The phenomenon of wolves
However, if for wild boars the fog in which the phenomenon was deliberately relegated has gradually cleared, as a result of the damage and risks to the safety of citizens, increasingly put at risk on roads and in urban contexts, for wolves we are witnessing a resurgence of the phenomenon which, if not studied and controlled, risks degenerating in a short time. Wolves are present everywhere in Molise; they come down from the mountains chasing their prey represented by wild boars, setting in motion a vicious circle at the end of which it is always and only the farmer who loses out. The presence of the wolf is putting at risk, above all, livestock farms which are already facing the difficulties linked to everything we know as representatives of the business world and, alas, as citizens.
Hybrids and feral dogs
Coldiretti deems a census of the species necessary and cannot be postponed, implementing every useful action to identify and protect the "real" wolf by distinguishing it from hybrids or feral dogs, which risk making it disappear completely, just as the "real" wolf has practically disappeared. ” wild boar originally from Italy.
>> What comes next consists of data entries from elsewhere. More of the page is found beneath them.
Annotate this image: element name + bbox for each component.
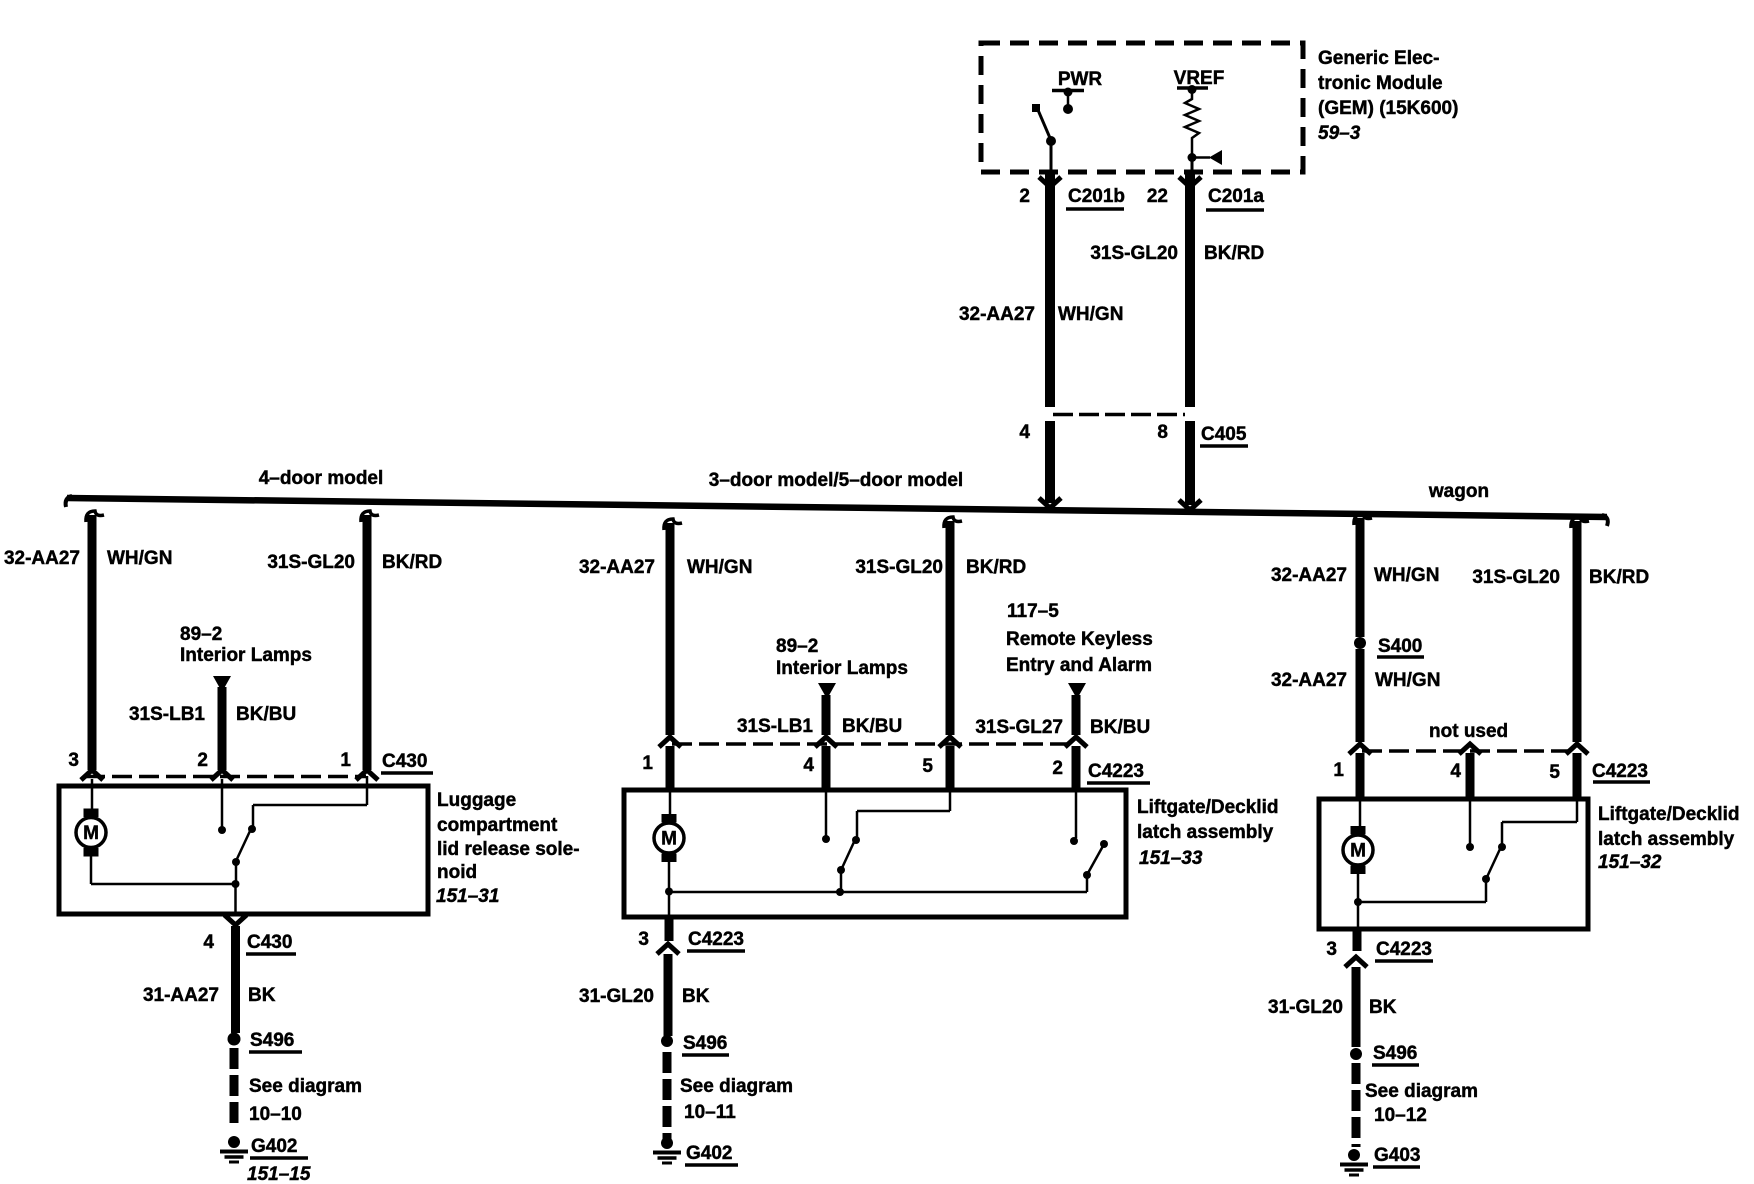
svg-text:C201b: C201b <box>1068 186 1125 207</box>
svg-text:BK: BK <box>1369 997 1397 1018</box>
svg-text:59–3: 59–3 <box>1318 123 1361 144</box>
svg-text:BK: BK <box>682 986 710 1007</box>
svg-text:1: 1 <box>1333 760 1344 781</box>
svg-text:C4223: C4223 <box>1592 761 1648 782</box>
svg-text:31S-GL20: 31S-GL20 <box>1472 567 1560 588</box>
svg-text:31S-GL27: 31S-GL27 <box>975 717 1063 738</box>
svg-text:117–5: 117–5 <box>1007 601 1059 622</box>
svg-text:31-AA27: 31-AA27 <box>143 985 219 1006</box>
svg-text:151–15: 151–15 <box>247 1164 311 1184</box>
svg-text:S496: S496 <box>1373 1043 1417 1064</box>
svg-text:5: 5 <box>1549 762 1560 783</box>
svg-text:3–door model/5–door model: 3–door model/5–door model <box>709 470 963 491</box>
svg-text:10–11: 10–11 <box>684 1102 736 1123</box>
svg-text:BK: BK <box>248 985 276 1006</box>
svg-text:G402: G402 <box>686 1143 732 1164</box>
svg-text:5: 5 <box>922 756 933 777</box>
svg-text:BK/RD: BK/RD <box>966 557 1026 578</box>
svg-text:WH/GN: WH/GN <box>1375 670 1440 691</box>
svg-text:1: 1 <box>642 753 653 774</box>
svg-text:31S-GL20: 31S-GL20 <box>267 552 355 573</box>
svg-text:89–2: 89–2 <box>180 624 222 645</box>
svg-text:BK/RD: BK/RD <box>1204 243 1264 264</box>
svg-text:22: 22 <box>1147 186 1168 207</box>
svg-text:S496: S496 <box>683 1033 727 1054</box>
svg-text:2: 2 <box>197 750 208 771</box>
svg-text:noid: noid <box>437 862 477 883</box>
svg-text:wagon: wagon <box>1428 481 1489 502</box>
svg-text:10–12: 10–12 <box>1374 1105 1427 1126</box>
svg-text:10–10: 10–10 <box>249 1104 302 1125</box>
svg-text:151–31: 151–31 <box>436 886 499 907</box>
svg-text:C201a: C201a <box>1208 186 1264 207</box>
svg-text:C4223: C4223 <box>1088 761 1144 782</box>
svg-text:BK/BU: BK/BU <box>842 716 902 737</box>
svg-text:(GEM) (15K600): (GEM) (15K600) <box>1318 98 1458 119</box>
svg-text:4–door model: 4–door model <box>259 468 384 489</box>
svg-text:WH/GN: WH/GN <box>107 548 172 569</box>
svg-text:WH/GN: WH/GN <box>1058 304 1123 325</box>
svg-text:not used: not used <box>1429 721 1508 742</box>
svg-text:32-AA27: 32-AA27 <box>1271 670 1347 691</box>
svg-text:32-AA27: 32-AA27 <box>579 557 655 578</box>
svg-text:latch assembly: latch assembly <box>1598 829 1735 850</box>
svg-text:lid release sole-: lid release sole- <box>437 839 580 860</box>
svg-text:32-AA27: 32-AA27 <box>959 304 1035 325</box>
svg-text:4: 4 <box>803 755 814 776</box>
svg-text:VREF: VREF <box>1174 68 1225 89</box>
svg-text:Interior Lamps: Interior Lamps <box>180 645 312 666</box>
svg-text:32-AA27: 32-AA27 <box>4 548 80 569</box>
svg-text:latch assembly: latch assembly <box>1137 822 1274 843</box>
svg-text:Luggage: Luggage <box>437 790 516 811</box>
svg-text:31S-LB1: 31S-LB1 <box>129 704 205 725</box>
svg-text:Generic Elec-: Generic Elec- <box>1318 48 1439 69</box>
svg-text:C4223: C4223 <box>1376 939 1432 960</box>
svg-text:3: 3 <box>68 750 79 771</box>
svg-text:See diagram: See diagram <box>249 1076 362 1097</box>
svg-text:See diagram: See diagram <box>680 1076 793 1097</box>
svg-text:See diagram: See diagram <box>1365 1081 1478 1102</box>
svg-text:Entry and Alarm: Entry and Alarm <box>1006 655 1152 676</box>
svg-text:2: 2 <box>1052 758 1063 779</box>
svg-text:32-AA27: 32-AA27 <box>1271 565 1347 586</box>
svg-text:compartment: compartment <box>437 815 558 836</box>
svg-text:C405: C405 <box>1201 424 1247 445</box>
svg-text:WH/GN: WH/GN <box>687 557 752 578</box>
svg-text:3: 3 <box>1326 939 1337 960</box>
svg-text:4: 4 <box>1019 422 1030 443</box>
svg-text:151–32: 151–32 <box>1598 852 1662 873</box>
svg-text:tronic Module: tronic Module <box>1318 73 1443 94</box>
svg-text:G402: G402 <box>251 1136 297 1157</box>
svg-text:PWR: PWR <box>1058 69 1103 90</box>
svg-text:151–33: 151–33 <box>1139 848 1203 869</box>
svg-text:G403: G403 <box>1374 1145 1420 1166</box>
svg-text:31S-GL20: 31S-GL20 <box>1090 243 1178 264</box>
svg-text:C4223: C4223 <box>688 929 744 950</box>
svg-text:Liftgate/Decklid: Liftgate/Decklid <box>1137 797 1278 818</box>
svg-text:31-GL20: 31-GL20 <box>1268 997 1343 1018</box>
svg-text:31S-LB1: 31S-LB1 <box>737 716 813 737</box>
svg-text:C430: C430 <box>247 932 292 953</box>
svg-text:1: 1 <box>340 750 351 771</box>
svg-text:4: 4 <box>1450 761 1461 782</box>
svg-text:C430: C430 <box>382 751 427 772</box>
svg-text:31-GL20: 31-GL20 <box>579 986 654 1007</box>
svg-text:Interior Lamps: Interior Lamps <box>776 658 908 679</box>
svg-text:Remote Keyless: Remote Keyless <box>1006 629 1153 650</box>
svg-text:S400: S400 <box>1378 636 1422 657</box>
svg-text:WH/GN: WH/GN <box>1374 565 1439 586</box>
svg-text:31S-GL20: 31S-GL20 <box>855 557 943 578</box>
svg-text:S496: S496 <box>250 1030 294 1051</box>
svg-text:4: 4 <box>203 932 214 953</box>
svg-text:BK/RD: BK/RD <box>382 552 442 573</box>
svg-text:BK/RD: BK/RD <box>1589 567 1649 588</box>
svg-text:BK/BU: BK/BU <box>236 704 296 725</box>
svg-text:Liftgate/Decklid: Liftgate/Decklid <box>1598 804 1739 825</box>
svg-text:2: 2 <box>1019 186 1030 207</box>
svg-text:89–2: 89–2 <box>776 636 818 657</box>
svg-text:8: 8 <box>1157 422 1168 443</box>
svg-text:3: 3 <box>638 929 649 950</box>
svg-text:BK/BU: BK/BU <box>1090 717 1150 738</box>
Containment measures are essential to prevent the death of the pastures and force hundreds of families to flee who for generations have populated the most difficult rural areas where livestock farming is the only viable activity, but also many young people who have laboriously and courageously returned to countryside. Without pastures - states Coldiretti - many extraordinary areas present in our Molise die, the environment degrades and landslides and floods cause damage to the territory that the entire community must pay for, in addition to the loss of landscape. There is a lot of talk about revitalizing disadvantaged areas and help for those who try to help the most marginalized areas of our Region grow, but a similar context is causing a serious climate of mistrust among operators in the livestock sector who feel deeply penalized and conditioned by those enthusiasts of environmentalism and animalism who, instead of guaranteeing the preservation of the "true" wolf species, tend in many cases only to criminalize breeders, making their coexistence unsustainable with those who, through enormous efforts, guard and protect the territory, taking on high costs greater than the benefits.
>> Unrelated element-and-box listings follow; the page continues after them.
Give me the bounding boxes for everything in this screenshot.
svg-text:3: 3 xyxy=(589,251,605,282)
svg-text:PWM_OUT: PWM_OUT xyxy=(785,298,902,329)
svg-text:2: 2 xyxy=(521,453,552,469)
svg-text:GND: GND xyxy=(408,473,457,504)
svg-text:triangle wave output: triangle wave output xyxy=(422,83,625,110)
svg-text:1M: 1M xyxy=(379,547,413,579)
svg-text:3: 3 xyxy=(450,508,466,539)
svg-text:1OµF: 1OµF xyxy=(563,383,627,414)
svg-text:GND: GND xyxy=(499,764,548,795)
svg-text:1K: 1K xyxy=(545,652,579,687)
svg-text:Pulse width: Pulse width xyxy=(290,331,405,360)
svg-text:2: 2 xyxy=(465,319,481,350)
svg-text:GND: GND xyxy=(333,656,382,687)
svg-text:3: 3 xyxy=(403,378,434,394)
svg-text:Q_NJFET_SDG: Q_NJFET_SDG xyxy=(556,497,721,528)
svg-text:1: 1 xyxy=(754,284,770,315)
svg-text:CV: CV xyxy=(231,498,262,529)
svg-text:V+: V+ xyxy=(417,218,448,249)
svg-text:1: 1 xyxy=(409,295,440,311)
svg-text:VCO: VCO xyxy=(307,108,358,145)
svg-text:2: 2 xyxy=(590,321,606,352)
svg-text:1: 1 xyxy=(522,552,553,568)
The responsibility to intervene
If wildlife is the unavailable heritage of the State - concludes Coldiretti Molise - and is protected in the interest of the national and international community, as cited in c. 1 of L.157/92, it is time that this rule is respected. The institutions, national and regional, must assume the responsibility of intervening with adequate economic resources to restore the damages entirely and not partially, from reimbursement to disposal of the carcasses; furthermore, the bureaucracy must be simplified which in many cases represents a real obstacle lackey the breeder presents the damage report. In addition to counting the direct damages relating to the loss of animals killed, farmers also suffer heavy indirect economic losses, for which no form of compensation is provided. Following attacks by wolves, in fact, in addition to the animals dispersing (and if the carcasses are not found the farmer is not even entitled to compensation) the stress suffered by the surviving animals must be taken into account which causes drastic reductions of milk production, all factors that cause enormous economic damage. Coldiretti, therefore, asks President Roberti, who assumes the responsibility for hunting, and the Agriculture Councilor Micone, not to ignore the issue, tackling it with the right determination, through a comparison with the breeding world, to start a clarification process and with it implementing a strategy that recognises, together with the sustainable presence and legitimate protection of the "real" wolf, the dignity of livestock operators within an ecosystem which, we would like to remind you, precisely thanks to them has ever run the risk of becoming a jungle (source: Coldiretti).